The problem with mercury, he explains, is that it’s a neurotoxin.

“That sounds really bad but in the grand scheme of things, the effects of mercury at the levels we’re talking about are pretty subtle.

“However, when you’re dealing with the developing nervous system of an unborn child, or very young child, something even that subtle can have an important effect.”

Pretty straightforward stuff until you remember a report last week in this Health section about a study showing that pregnant women should eat fish.

Explains Cohen, “The Omega 3 fatty acids in fish are important for the developing brain (of the fetus).”

His advice, after weighing all known risks and benefits?

“The best evidence available suggests that pregnant women should eat fish low in mercury,” advises Cohen. “Light canned tuna, for example. Part of the confusion is that white canned tuna has moderate mercury levels.”

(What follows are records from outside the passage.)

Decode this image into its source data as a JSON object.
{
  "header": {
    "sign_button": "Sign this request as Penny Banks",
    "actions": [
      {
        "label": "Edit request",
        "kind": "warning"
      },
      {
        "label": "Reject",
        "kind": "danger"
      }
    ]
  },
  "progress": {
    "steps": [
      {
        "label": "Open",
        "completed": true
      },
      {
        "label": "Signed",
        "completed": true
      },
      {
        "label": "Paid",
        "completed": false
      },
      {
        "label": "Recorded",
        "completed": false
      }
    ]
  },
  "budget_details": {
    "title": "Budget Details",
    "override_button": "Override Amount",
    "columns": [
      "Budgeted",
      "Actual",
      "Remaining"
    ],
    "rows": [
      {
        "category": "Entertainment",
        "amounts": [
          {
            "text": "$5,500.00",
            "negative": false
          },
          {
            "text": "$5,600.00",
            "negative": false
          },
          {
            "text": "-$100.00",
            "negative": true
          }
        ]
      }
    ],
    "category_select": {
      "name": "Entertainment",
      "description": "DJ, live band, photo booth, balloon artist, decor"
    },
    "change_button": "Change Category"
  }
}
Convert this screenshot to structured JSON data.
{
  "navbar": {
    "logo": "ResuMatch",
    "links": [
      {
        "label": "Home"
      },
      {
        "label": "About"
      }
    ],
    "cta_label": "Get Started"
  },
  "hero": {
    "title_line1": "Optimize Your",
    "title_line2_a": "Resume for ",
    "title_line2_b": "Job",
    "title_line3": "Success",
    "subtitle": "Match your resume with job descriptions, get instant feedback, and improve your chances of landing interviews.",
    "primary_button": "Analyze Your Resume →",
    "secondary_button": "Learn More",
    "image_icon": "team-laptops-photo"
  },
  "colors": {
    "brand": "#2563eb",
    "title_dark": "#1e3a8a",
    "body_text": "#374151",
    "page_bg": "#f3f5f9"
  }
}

But Cohen and his cohorts also look at the big picture beyond individual consumers weighing options at the fish counter.

For example, more fish consumption which could lead to a healthier population may also, in the long term, have a negative impact.

That’s because catches of wild fish are near maximum and the fish farming needed to meet increased demands has potentially negative consequences for the environment and therefore, eventually, for human health.

Also, warns a companion paper in the journal, encouraging people to eat only fish with the lowest mercury content “may well channel the consumption of less desirable, possibly toxic, fish toward poorer and less-informed populations, including perhaps women of childbearing age in developing countries.”

In other words, fish becomes not just a menu or supermarket dilemma but also a socioeconomic issue. Market forces, driven by the choices of people who are better informed, are likely to increase the consumption of less desirable fish by the poor, the population most vulnerable to any diminution of IQ points, suggest Australian epidemiologists who coauthored the paper.

The bottom line, says Cohen, is that people who make decisions about issuing advisories and altering fish consumption need to get a better handle on all the risks and benefits and implications.

“It’s like throwing a stone in a pond,” he says, using an apt metaphor for a fishy issue. “There are ripples, secondary and tertiary.”

One of the ripples from Cohen’s research is that he will have to eat more fish.

“I do not actually like fish much,” he admits. “But my wife, based on my study – the only time anything I’ve done at work influenced my wife – she went out and found these inexpensive salmon burgers and we’re going to break those out.”